Saturday, August 13, 2011

Looking Ahead: Comic-Con 2012

Photo Courtesy of Erik Engman
Yes. We know. We're a little late in recapping Comic-Con 2011. If you don't live under a rock, you already know that Cowboys & Aliens had its world premiere there, and that Steven Spielberg announced the return of the Jurassic Park franchise at this year's convention. Since you already know this, we're going to prep you for 2012.

Approaching its 43rd year, San Diego Comic-Con is produced by CCI (Comic-Con International), the non-profit organization also responsible for WonderCon and Alternative Press Expo (APE) both held in San Francisco.

Despite Hollywood's increasing presence, the biggest misnomer is that Comic-Con is only for the socially inept, awkward super fans of science fiction. Wrong! Sure, you'll find people from all over the globe wearing Stormtrooper costumes, or dressed up as Dr. Who, but you'll also find families, bucket list checklister's, collectors, thrill-seekers, and pop-culture hounds. Somewhere in this mix, you will fit in.

First, save the dates: July 12-15, 2012. Preview date, for badge holders only, July 11.

Next, decide now whether you want to attend for 1 day or the full 4, or somewhere in between. This is critical. Trust us. Trying to find a hotel in San Diego a month before the convention is near impossible. And, if you do find a room that late, it'll average $300+ a night. We once paid $400/night for a hotel, so listen to us when we tell you to book now for 2012. FYI, the hotel you want to be at is the Marriott Marquis Hotel and Marina.

"Like" Comic-Con on Facebook and follow them on Twitter, so you know when 2012 tickets go on sale. Pre-registration for 2012 took place during the 2011 convention, and festival badges and single tickets will go on sale around February 2012. Queue up at your computer the day they become available because they sell out in a matter of hours. Once the first batch of inventory is sold out, Comic-Con will not release more tickets until just days prior to the convention, which may thwart your plans. If you are applying for Professional Accreditation, we suggest you purchase a day pass anyway, as security. If you do get the professional badge, Comic-Con will allow you to return your ticket for a refund within a certain time frame.

OK. You've saved the dates, booked your hotel, and have purchased your ticket. Now what? You wait. You wait until the schedule of panels, screenings, autograph signings, etc. get published, which can be as late as 3-4 weeks prior to the convention. If you're a super fan, you know exactly what you want to do, see, touch, and create. But if you're just a regular Joe or Jane trying to get the most out of this experience, listen up:

Comic-Con is overwhelming even when planned out properly. There will be lines for everything. From the smallest of seminars to the largest of studio unveilings, to the coffee kiosk and bathroom, there will be long, long lines. Get used to it. You're going to have to choose between spending 1/4 of the day waiting for Frank Miller's autograph or waiting 45-minutes for the panel, Trends in Young Adult Fiction. If the autograph isn't a must have, explore the various panels and choose to attend one on a topic you know very little about. Take advantage of the MySched feature to help you plan, and just know that you will not be able to do everything, so don't even try.

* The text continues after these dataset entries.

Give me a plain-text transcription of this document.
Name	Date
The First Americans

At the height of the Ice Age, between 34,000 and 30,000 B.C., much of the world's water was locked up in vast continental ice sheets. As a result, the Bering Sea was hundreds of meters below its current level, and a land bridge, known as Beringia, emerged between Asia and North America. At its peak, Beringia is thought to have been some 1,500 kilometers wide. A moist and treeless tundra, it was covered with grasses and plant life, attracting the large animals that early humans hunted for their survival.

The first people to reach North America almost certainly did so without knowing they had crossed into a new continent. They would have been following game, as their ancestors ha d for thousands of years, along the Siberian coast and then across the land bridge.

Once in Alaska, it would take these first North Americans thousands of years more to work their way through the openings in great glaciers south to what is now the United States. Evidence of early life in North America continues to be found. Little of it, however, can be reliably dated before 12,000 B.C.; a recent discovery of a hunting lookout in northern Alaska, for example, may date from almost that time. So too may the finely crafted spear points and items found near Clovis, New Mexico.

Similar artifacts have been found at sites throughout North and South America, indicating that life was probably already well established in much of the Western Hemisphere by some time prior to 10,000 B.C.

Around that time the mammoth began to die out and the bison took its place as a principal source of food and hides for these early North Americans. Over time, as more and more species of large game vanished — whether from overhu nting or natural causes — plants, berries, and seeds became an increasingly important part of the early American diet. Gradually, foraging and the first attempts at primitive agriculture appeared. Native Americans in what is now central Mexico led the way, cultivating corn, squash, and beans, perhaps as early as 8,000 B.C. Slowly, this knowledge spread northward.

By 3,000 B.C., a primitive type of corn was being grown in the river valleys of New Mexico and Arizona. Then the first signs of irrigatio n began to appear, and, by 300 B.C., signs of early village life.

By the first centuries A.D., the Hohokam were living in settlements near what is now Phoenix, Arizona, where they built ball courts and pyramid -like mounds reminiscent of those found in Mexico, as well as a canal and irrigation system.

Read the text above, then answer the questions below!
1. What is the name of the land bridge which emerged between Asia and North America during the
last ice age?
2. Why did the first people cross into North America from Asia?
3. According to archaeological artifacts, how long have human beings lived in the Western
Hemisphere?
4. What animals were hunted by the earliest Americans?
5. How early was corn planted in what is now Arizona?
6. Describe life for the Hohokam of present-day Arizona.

If panels aren't your thing, Comic-Con also has a film festival component. From ANIME, to documentaries, to narrative shorts and features, we can guarantee you'll find peace, quiet, and plenty of seats at a screening. The Comic-Con International Film Festival is held at the Marriott Marquis Hotel and typically the filmmakers, cast and crew are in attendance. VFF09's Enigma screened at CCIFF in 2010. Additionally, previously released studio features and kid-friendly films can be found.

Photo Courtesy of Erik Engman
Looking for retail therapy? You need not look further than the convention floor where you'll find collectibles, clothing, original artwork, music, DVD's, and more from the likes of indie artists and large corporations like Hasbro and LEGO. Bring cash. Cash will allow you to keep track of what you're spending and may give you some price negotiating leverage. The best time to buy is Sunday at 5pm, an hour before the convention ends. Retailers don't want to pack up the merchandise they brought, they want to get rid of it and, in most cases, they slash their prices ridiculously low, and have been known to give stuff away for free.

Speaking of free, swag is plentiful...but you're going to have to go outside of the convention center to find it. Roam the historic Gaslamp Quarter and you'll be able to collect goodies galore. From t-shirts, to posters, to buttons and other promotional items, it's all out there if you look. One of the coveted pieces of swag this year was a Pan Am Airways replica tote to promote ABC's Pan Am. Sadly we were not able to get our hands on one.

If the crowds and convention become too much for you, don't forget that you're in San Diego! Steps away from the Pacific Ocean, world class dining, a world-renowned zoo, and Tijuana, Mexico! Explore and have fun.